Dear ex best friend,
Well, we were destined to not work out ever since middle school had finished, we were drifting but that is okay I had already accepted that. I am just ashamed it had to be that way. This is more of an apology, I am sorry for the damage that I did to you, no one deserves that, but in all honesty I did you more of a favor than anything trust me, kid wasn’t worth your time. I am just sorry that it was because of a stupid act we no longer even say hi or anything. So, I am sorry for the harm I had put upon you. I know you have no interest, and well neither do I, but I promised myself that someday I will apologize to you properly.
Dear best friend(s),
I am to lazy to write you all, just read my past post “Best Friends” yes, that will sum it up for you. You guys are great hehe love you!

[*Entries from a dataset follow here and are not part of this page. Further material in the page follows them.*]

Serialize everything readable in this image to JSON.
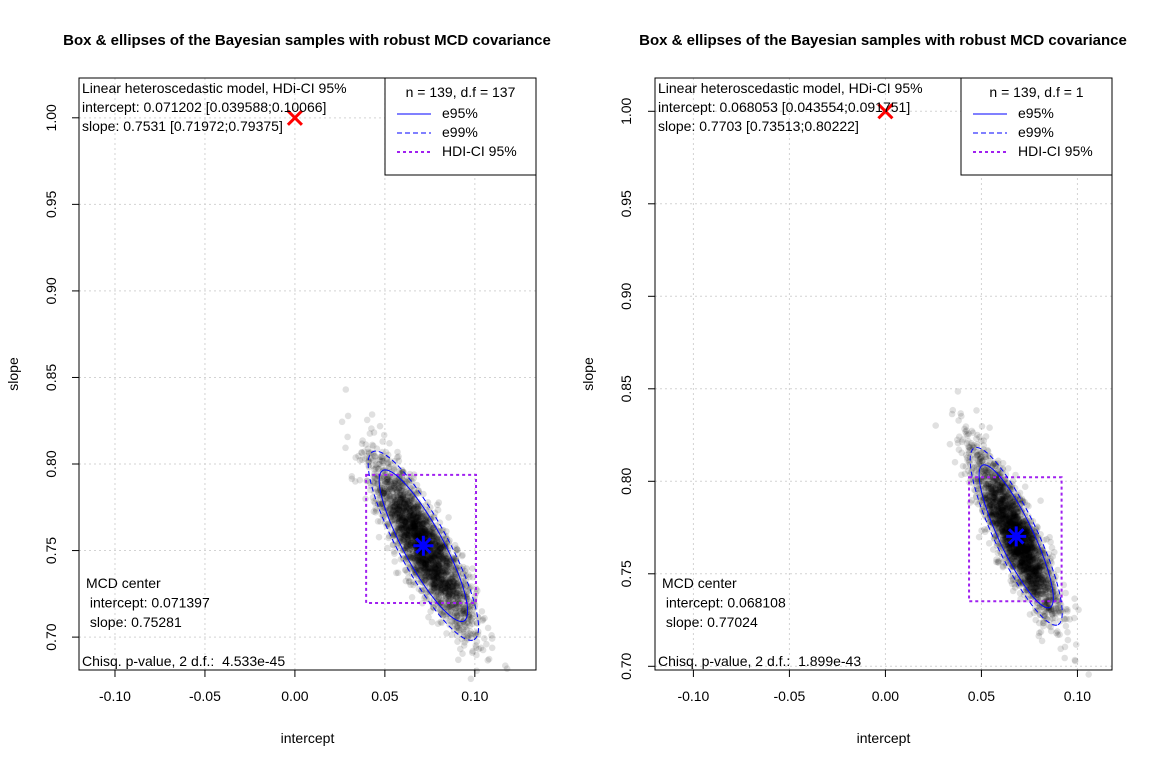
{
  "colors": {
    "ellipse": "#0000ff",
    "hdi_box": "#a020f0",
    "target_marker": "#ff0000",
    "center_marker": "#0000ff",
    "points": "#000000",
    "grid": "#d3d3d3"
  },
  "chart_data": [
    {
      "type": "scatter",
      "title": "Box & ellipses of the Bayesian samples with robust MCD covariance",
      "xlabel": "intercept",
      "ylabel": "slope",
      "xlim": [
        -0.12,
        0.134
      ],
      "ylim": [
        0.681,
        1.023
      ],
      "xticks": [
        -0.1,
        -0.05,
        0.0,
        0.05,
        0.1
      ],
      "xtick_labels": [
        "-0.10",
        "-0.05",
        "0.00",
        "0.05",
        "0.10"
      ],
      "yticks": [
        0.7,
        0.75,
        0.8,
        0.85,
        0.9,
        0.95,
        1.0
      ],
      "ytick_labels": [
        "0.70",
        "0.75",
        "0.80",
        "0.85",
        "0.90",
        "0.95",
        "1.00"
      ],
      "grid": true,
      "model_text": [
        "Linear heteroscedastic model, HDi-CI 95%",
        "intercept: 0.071202 [0.039588;0.10066]",
        "slope: 0.7531 [0.71972;0.79375]"
      ],
      "legend": {
        "position": "top-right",
        "title": "n = 139, d.f = 137",
        "entries": [
          "e95%",
          "e99%",
          "HDI-CI 95%"
        ]
      },
      "mcd_text": [
        "MCD center",
        " intercept: 0.071397",
        " slope: 0.75281"
      ],
      "chisq_text": "Chisq. p-value, 2 d.f.:  4.533e-45",
      "target_point": {
        "x": 0.0,
        "y": 1.0
      },
      "mcd_center": {
        "x": 0.071397,
        "y": 0.75281
      },
      "hdi_box": {
        "x": [
          0.039588,
          0.10066
        ],
        "y": [
          0.71972,
          0.79375
        ]
      },
      "ellipse_95": {
        "semi_major_x": 0.0225,
        "semi_major_y": -0.0435,
        "semi_minor_x": 0.0099,
        "semi_minor_y": 0.0051
      },
      "ellipse_99": {
        "semi_major_x": 0.0281,
        "semi_major_y": -0.0543,
        "semi_minor_x": 0.0123,
        "semi_minor_y": 0.0064
      },
      "sample_count": 2500,
      "sample_spread": {
        "major": 0.55,
        "minor": 0.55
      }
    },
    {
      "type": "scatter",
      "title": "Box & ellipses of the Bayesian samples with robust MCD covariance",
      "xlabel": "intercept",
      "ylabel": "slope",
      "xlim": [
        -0.12,
        0.118
      ],
      "ylim": [
        0.698,
        1.018
      ],
      "xticks": [
        -0.1,
        -0.05,
        0.0,
        0.05,
        0.1
      ],
      "xtick_labels": [
        "-0.10",
        "-0.05",
        "0.00",
        "0.05",
        "0.10"
      ],
      "yticks": [
        0.7,
        0.75,
        0.8,
        0.85,
        0.9,
        0.95,
        1.0
      ],
      "ytick_labels": [
        "0.70",
        "0.75",
        "0.80",
        "0.85",
        "0.90",
        "0.95",
        "1.00"
      ],
      "grid": true,
      "model_text": [
        "Linear heteroscedastic model, HDi-CI 95%",
        "intercept: 0.068053 [0.043554;0.091751]",
        "slope: 0.7703 [0.73513;0.80222]"
      ],
      "legend": {
        "position": "top-right",
        "title": "n = 139, d.f = 1",
        "entries": [
          "e95%",
          "e99%",
          "HDI-CI 95%"
        ]
      },
      "mcd_text": [
        "MCD center",
        " intercept: 0.068108",
        " slope: 0.77024"
      ],
      "chisq_text": "Chisq. p-value, 2 d.f.:  1.899e-43",
      "target_point": {
        "x": 0.0,
        "y": 1.0
      },
      "mcd_center": {
        "x": 0.068108,
        "y": 0.77024
      },
      "hdi_box": {
        "x": [
          0.043554,
          0.091751
        ],
        "y": [
          0.73513,
          0.80222
        ]
      },
      "ellipse_95": {
        "semi_major_x": 0.0175,
        "semi_major_y": -0.0385,
        "semi_minor_x": 0.0082,
        "semi_minor_y": 0.0037
      },
      "ellipse_99": {
        "semi_major_x": 0.0217,
        "semi_major_y": -0.0478,
        "semi_minor_x": 0.0102,
        "semi_minor_y": 0.0046
      },
      "sample_count": 2500,
      "sample_spread": {
        "major": 0.55,
        "minor": 0.55
      }
    }
  ]
}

Oh mom, we have our ups and downs as always and at each other throats. I suppose that is what happens when you put fire with fire. We both have to much similar personas that they clash. Honestly though I don’t know where would I be if I didn’t have you. With your empowering speeches and your “WE ARE WOMEN” stance. I think I would be so lost, you always happen to give me great advice. And I always enjoy secretly our fights when you throw things at me, it’s like a game of doge ball. And I know we aren’t very loving with each other but we know in our own ways how we feel. I don’t think I will ever forget the time I read you that poem and you cried. Mom, I love you.

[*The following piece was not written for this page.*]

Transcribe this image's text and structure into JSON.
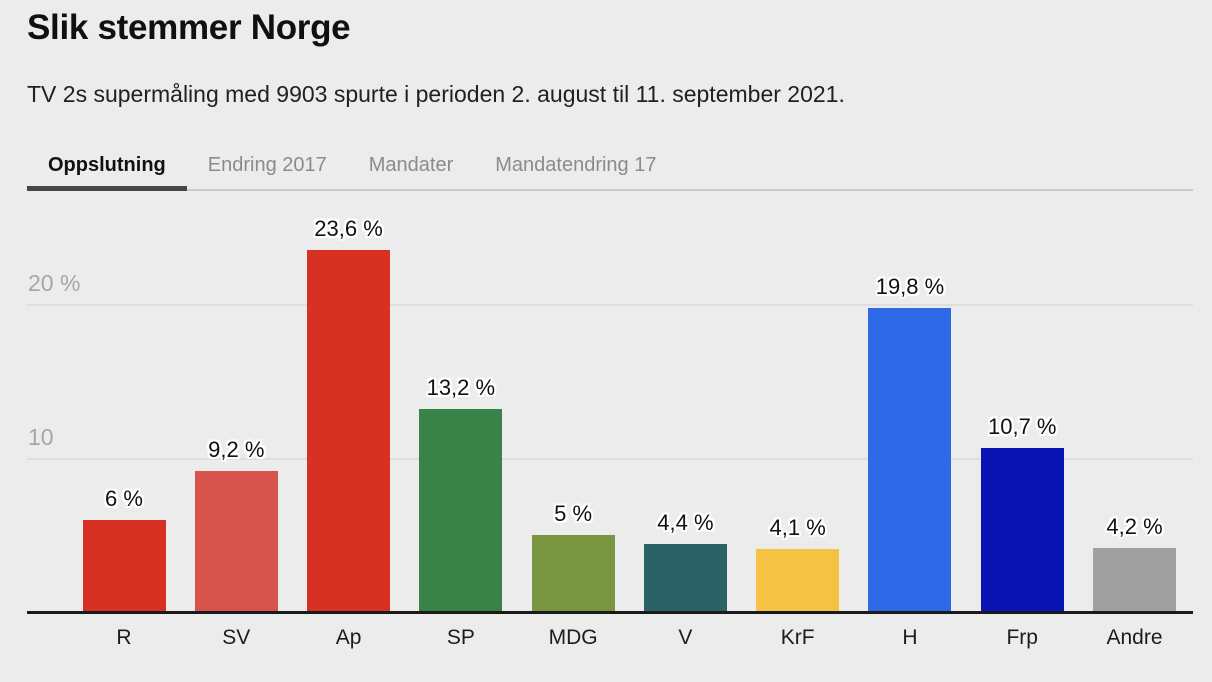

What is there to say about you? I am so lucky to have you as my father, and over the years you have helped me through the worst and never given up. Your patience for your daughters is incredible and you have never failed to cheer me up even when I am just in the worst spot. There probably is a whole story I could write about you, but I won’t. You have honestly taught me so much, and I admire the courage and risks you have taken to get where you are today. You always tell me to stay strong and work hard and to be who I want to be in life, even if others don’t approve of it. I have always admire the man you have become, because you could have ended up like the rest of your brothers or father, but you didn’t, you were different. Dad, I love you and thank you.
Dear Future Self.
Well, I hope you keep living the life that you have planned in your mind. That life treats you as well as you hope. I think it will, if you keep that mindset that it will be great it will be. Like my new quote “Believe that you have it, and you have it” So hope you have everything you wanted. I know it seems so irrational to say that, if you have that morbid mentality. I think you will do just great though, you will be alright. And remember, as you’re present boyfriend always said to you “You will make people happy no matter where you go”, that has always stuck out to me, so hopefully it will be like a little light of hope for your future.